Figure 3: Growth state dependence of the spatial distribution of Lac Repressor protein, LacI. (A) Images of cells grown in different growth states (top); the DNA is stained green. Bottom: the ensemble-averaged distribution of DNA in the cell in each growth state. (B) Ensemble-averaged spatial distribution of LacI protein (top) and LacI protein in which the DNA binding domain has been removed (LacI42, bottom). The average spatial location of the encoding gene in this case is shown in the right-most column. As the growth rate decreases, the spatial distribution of DNA-binding LacI shows an increasing correspondence with the gene distribution.
Figure 4: Diffusion of LacI42 in starved E. coli. This movie was taken at 400x magnification and with 514 nm laser illumination, which makes the autofluorescence of the cell less bright than the movie in Figure 2. The spots are localized at the ends of the cells as in the starved state in Figure 3. Compare the rate and extent of LacI diffusion in this movie to that in Figure 2!

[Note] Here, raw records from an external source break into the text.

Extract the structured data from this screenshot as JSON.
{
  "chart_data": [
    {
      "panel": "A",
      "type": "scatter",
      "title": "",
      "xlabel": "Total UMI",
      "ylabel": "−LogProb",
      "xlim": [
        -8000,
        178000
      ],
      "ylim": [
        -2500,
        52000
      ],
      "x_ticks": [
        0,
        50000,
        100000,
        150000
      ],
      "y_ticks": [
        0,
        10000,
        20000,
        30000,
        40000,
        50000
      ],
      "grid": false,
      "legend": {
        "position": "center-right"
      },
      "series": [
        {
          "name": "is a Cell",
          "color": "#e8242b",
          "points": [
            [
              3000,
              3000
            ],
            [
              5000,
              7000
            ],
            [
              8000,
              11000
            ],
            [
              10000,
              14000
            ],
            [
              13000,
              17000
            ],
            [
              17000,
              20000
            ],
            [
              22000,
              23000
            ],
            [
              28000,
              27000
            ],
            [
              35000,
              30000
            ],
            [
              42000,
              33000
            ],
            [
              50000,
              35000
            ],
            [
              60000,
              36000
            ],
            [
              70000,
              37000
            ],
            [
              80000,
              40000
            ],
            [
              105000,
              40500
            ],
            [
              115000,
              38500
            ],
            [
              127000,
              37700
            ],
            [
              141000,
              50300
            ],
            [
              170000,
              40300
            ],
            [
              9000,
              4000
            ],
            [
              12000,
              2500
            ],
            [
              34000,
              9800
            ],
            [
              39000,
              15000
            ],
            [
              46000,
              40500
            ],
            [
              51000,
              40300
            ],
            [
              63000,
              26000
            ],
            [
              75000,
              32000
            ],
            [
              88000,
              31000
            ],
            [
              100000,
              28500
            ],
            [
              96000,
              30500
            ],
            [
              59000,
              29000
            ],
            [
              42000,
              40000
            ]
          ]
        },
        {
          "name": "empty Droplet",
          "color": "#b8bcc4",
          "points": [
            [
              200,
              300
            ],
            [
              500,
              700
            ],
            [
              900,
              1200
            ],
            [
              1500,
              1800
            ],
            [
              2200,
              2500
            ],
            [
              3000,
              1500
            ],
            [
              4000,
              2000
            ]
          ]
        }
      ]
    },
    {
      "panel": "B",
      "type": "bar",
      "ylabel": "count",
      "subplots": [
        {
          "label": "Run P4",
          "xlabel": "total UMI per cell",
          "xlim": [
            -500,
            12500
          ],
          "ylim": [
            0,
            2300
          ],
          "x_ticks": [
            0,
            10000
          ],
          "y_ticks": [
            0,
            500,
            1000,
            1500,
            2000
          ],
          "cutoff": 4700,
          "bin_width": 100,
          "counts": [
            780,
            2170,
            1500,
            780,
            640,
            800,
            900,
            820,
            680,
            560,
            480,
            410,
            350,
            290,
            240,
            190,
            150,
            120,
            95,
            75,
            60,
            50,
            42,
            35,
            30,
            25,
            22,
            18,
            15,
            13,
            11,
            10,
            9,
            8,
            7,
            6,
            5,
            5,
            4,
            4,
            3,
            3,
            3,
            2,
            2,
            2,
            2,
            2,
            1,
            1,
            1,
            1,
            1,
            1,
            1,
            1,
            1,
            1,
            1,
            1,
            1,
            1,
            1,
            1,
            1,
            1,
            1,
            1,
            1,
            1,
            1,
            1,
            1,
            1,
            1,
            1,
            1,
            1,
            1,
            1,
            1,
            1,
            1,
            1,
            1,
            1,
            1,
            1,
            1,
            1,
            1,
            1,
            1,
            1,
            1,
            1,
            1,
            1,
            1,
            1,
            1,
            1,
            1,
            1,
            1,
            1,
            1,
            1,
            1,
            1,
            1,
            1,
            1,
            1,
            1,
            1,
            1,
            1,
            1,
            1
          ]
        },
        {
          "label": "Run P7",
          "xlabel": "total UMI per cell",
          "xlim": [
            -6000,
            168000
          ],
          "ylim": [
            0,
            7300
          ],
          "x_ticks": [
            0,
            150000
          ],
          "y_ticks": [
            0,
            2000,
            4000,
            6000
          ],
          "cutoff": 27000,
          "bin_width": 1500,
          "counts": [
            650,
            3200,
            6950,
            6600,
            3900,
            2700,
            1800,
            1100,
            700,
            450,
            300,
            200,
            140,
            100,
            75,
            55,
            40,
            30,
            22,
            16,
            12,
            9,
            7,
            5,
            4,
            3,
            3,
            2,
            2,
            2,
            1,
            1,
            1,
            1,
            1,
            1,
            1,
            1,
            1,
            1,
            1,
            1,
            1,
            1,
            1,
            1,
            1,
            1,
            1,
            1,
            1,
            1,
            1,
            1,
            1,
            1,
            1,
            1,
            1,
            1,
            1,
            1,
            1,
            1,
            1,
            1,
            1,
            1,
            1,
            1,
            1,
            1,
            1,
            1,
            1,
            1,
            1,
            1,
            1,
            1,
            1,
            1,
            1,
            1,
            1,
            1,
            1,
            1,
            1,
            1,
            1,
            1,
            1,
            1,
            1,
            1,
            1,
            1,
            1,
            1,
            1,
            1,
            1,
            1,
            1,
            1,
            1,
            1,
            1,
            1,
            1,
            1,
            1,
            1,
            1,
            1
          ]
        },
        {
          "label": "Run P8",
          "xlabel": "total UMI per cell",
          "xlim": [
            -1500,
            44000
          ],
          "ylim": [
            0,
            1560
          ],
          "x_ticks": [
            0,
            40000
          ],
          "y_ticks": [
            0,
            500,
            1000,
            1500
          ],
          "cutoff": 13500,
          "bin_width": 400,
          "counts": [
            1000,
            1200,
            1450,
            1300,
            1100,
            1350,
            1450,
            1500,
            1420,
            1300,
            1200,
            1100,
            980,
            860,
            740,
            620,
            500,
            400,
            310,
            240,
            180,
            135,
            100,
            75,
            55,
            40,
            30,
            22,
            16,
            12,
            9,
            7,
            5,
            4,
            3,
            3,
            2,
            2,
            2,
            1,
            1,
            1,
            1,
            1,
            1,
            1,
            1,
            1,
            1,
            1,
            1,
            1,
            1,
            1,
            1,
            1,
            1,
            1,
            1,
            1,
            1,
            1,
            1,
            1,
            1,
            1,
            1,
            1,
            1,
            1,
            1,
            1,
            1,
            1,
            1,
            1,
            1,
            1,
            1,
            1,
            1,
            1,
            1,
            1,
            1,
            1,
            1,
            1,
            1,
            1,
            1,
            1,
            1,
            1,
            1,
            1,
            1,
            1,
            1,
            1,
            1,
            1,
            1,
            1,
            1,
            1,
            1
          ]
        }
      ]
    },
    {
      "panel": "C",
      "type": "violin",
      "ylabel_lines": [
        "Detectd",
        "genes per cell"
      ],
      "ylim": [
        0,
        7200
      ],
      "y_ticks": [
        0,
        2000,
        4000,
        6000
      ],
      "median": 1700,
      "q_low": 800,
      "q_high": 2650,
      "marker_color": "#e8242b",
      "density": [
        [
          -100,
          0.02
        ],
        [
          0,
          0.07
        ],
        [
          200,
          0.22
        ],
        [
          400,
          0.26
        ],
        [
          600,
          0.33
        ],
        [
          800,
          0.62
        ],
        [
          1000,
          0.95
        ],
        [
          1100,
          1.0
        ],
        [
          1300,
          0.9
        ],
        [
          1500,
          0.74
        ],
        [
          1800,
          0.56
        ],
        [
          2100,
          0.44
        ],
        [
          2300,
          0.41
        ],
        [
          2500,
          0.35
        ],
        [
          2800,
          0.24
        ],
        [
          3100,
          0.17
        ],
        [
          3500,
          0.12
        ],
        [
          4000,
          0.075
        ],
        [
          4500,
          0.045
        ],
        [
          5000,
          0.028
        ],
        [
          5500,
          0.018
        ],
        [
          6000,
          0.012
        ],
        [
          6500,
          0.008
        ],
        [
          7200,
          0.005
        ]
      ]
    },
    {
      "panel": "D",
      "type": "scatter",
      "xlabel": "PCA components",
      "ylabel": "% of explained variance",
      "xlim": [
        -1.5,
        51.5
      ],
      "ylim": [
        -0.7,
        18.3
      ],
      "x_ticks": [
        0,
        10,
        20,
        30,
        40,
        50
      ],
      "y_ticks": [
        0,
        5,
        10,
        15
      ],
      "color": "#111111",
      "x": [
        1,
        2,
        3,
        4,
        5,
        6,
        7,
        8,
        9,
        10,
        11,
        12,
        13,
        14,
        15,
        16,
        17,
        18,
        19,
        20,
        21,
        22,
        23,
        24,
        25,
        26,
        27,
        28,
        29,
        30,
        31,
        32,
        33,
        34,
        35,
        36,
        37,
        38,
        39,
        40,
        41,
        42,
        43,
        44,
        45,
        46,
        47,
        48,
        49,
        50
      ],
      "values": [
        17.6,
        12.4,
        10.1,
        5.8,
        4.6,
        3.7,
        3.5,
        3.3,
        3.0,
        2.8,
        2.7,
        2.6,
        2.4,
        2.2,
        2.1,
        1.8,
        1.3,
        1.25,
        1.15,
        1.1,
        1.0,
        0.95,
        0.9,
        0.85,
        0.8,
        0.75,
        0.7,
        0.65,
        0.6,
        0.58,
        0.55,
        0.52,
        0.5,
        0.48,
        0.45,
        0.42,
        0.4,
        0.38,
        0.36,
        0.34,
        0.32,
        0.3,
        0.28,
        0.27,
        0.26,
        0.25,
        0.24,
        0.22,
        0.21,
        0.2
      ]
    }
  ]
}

Given the previous argument about LacI diffusion and degradation rates, how are we to understand this non-homogeneous distribution of protein? We propose that diffusion within the cell can be thought of as diffusion within and exchange between two distinct phases: the chromosomal DNA that makes up the nucleoid, and the DNA-free cytoplasm. We think it is the fundamentally different nature of the diffusive kinetics within these two phases that drives the spatial distribution of protein (see Intranucleoid Diffusion Kinetics).

Does this inhomogeneity of LacI protein in slow growth states affect the regulation of genes? It appears that the answer is yes! Using our tools for genome modification (see In vivo Genome Manipulation), we have created lots of bacteria strains in which the regulator and target genes are different physical and genomic distances away from each other. Then, by measuring the output of the regulated gene as a function of regulator/target intergenic distance, we can see whether or not the repression strength in the local vicinity of the lacI gene is stronger than you would otherwise expect from a homogeneous distribution of protein. In the slowest growth state we've measured so far, the enrichment of LacI protein in the vicinity of its encoding gene is observable as a weak 1.5-2x fold enhancement of repression strength when the target is close to the lacI gene!

Figure 5: Dependence of repression strength on regulator/target intergenic distance. Plots are shown for when the lacI gene is integrated near the terminus of replication (A), the middle of the right-hand side of the chromosome (B), and near the origin of replication (C). Different colored curves are for different growth rates: Green - fast growth (20 min doubling time), yellow - medium growth (~60 min doubling time), and red - slow growth (120 min doubling time). Black points are a control in which the inducer IPTG has been added to eliminate all repression. The spike in repression strength is most obvious in the red curves of (A) and (B).

Our results seem to indicate that the diffusion of repressor protein in the cell is dramatically different when the cell is starving and the intracellular environment is highly crowded than when the cell has plenty of food. Consequently, the distribution of protein in this starved state is concentrated around the encoding gene, which enhances the strength of gene regulation when the regulator and target genes are spatially close to each other. We are currently testing whether this and related phenomena are sufficient to drive the observed organization of bacterial genomes.